Winter storm conditions and cold waves are the deadliest types of weather as cold temperatures put an extra strain on your heart. Heavy exertion, such as shoveling snow, clearing debris or pushing a car can increase the risk of a heart attack.  

To avoid problems, remember these tips: 

• Stay warm, dress warm and SLOW DOWN when working outdoors.

• Take frequent rests to avoid overexertion.

• If you feel chest pain STOP and seek help immediately.

During a Power Outage: Safety Tips

• Only use flashlights for emergency lighting; candles can cause fires.

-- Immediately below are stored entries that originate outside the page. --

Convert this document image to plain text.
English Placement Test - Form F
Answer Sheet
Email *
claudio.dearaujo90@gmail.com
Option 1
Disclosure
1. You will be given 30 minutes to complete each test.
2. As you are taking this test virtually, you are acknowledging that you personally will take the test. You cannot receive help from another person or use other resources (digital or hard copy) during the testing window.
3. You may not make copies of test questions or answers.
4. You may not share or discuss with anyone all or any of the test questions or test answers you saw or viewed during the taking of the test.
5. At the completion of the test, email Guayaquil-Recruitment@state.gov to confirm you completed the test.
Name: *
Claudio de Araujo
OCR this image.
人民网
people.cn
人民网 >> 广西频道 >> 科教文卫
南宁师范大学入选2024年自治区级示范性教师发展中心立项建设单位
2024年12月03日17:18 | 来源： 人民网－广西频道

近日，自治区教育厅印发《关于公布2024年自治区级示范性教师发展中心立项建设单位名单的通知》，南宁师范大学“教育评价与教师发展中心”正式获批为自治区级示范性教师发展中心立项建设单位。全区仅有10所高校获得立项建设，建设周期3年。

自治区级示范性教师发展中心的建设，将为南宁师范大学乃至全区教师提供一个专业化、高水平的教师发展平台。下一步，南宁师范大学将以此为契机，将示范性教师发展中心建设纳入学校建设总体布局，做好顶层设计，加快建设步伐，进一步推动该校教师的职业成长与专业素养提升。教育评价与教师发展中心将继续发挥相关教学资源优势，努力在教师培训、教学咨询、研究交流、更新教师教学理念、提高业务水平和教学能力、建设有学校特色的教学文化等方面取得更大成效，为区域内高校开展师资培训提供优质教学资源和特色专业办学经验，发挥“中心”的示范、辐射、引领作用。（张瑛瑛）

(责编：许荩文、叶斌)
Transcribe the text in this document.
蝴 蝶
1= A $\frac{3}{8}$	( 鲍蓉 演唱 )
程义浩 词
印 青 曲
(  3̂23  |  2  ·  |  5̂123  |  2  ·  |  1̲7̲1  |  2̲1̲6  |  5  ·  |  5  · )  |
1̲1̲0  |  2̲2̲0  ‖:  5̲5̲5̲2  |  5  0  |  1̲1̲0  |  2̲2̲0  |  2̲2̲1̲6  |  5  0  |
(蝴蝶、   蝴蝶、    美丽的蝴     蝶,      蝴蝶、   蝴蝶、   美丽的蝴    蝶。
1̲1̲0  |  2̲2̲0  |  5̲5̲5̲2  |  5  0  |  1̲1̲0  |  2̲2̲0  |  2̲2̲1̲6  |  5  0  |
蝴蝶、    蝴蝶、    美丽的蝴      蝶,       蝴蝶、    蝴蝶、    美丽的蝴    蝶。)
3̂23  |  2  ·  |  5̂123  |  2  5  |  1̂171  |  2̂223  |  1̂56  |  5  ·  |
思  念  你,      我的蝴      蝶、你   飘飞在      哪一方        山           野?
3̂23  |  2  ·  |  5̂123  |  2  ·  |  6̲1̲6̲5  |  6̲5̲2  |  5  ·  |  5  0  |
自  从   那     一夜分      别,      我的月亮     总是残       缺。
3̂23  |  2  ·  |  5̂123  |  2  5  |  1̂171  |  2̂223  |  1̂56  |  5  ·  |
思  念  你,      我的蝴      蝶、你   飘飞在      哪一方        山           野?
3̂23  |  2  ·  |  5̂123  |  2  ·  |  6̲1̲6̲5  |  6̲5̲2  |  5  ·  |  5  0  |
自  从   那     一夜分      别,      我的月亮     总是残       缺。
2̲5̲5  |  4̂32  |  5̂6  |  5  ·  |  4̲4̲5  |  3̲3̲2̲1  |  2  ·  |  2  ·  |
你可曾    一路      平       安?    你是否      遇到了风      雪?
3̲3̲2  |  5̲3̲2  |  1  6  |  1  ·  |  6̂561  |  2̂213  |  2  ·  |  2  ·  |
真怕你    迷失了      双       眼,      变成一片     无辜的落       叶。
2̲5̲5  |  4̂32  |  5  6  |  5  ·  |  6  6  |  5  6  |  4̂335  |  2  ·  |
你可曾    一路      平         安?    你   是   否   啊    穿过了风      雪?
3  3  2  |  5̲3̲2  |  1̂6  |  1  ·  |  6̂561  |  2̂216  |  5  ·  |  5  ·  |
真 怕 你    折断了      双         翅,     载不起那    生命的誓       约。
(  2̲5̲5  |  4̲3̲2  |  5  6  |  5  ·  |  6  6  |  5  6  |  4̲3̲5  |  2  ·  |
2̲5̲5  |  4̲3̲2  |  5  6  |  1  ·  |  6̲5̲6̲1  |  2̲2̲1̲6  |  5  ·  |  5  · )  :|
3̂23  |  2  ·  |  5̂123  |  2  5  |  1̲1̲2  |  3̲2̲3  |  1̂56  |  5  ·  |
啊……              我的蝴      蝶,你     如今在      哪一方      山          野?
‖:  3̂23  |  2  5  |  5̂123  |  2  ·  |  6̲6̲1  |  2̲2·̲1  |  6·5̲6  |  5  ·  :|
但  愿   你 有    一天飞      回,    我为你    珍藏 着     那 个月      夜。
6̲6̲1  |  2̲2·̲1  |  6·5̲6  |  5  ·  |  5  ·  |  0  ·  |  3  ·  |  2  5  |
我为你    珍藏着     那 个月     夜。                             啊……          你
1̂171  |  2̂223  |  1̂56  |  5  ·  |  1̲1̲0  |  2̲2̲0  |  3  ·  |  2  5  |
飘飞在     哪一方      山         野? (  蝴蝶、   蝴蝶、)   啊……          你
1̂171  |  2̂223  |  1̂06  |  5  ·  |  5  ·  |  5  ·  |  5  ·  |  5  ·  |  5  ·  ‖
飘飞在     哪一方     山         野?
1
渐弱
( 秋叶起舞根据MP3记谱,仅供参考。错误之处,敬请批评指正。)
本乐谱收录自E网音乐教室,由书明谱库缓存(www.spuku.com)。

• Keep refrigerator and freezer doors closed. Most food requiring refrigeration can be kept safely in a closed refrigerator for several hours. An unopened refrigerator will keep food cold for approximately 4 hours. A full freezer will keep the temperature for approximately 48 hours.

• Put on layers of warm clothing if it is cold outside. Never burn charcoal for heating or cooking indoors. Never use your oven as a source of heat. If the power is out for a prolonged period, plan to go to another location (the home of a relative or friend, or a public facility) that has heat to keep warm. Call NJ 2-1-1 for additional resources.

• Turn off or disconnect appliances and other equipment in case of a momentary power “surge” that can damage computers and other devices. Consider adding surge protectors.

• Only use generators away from your home and NEVER run a generator inside a home or garage, or connect it to your home's electrical system.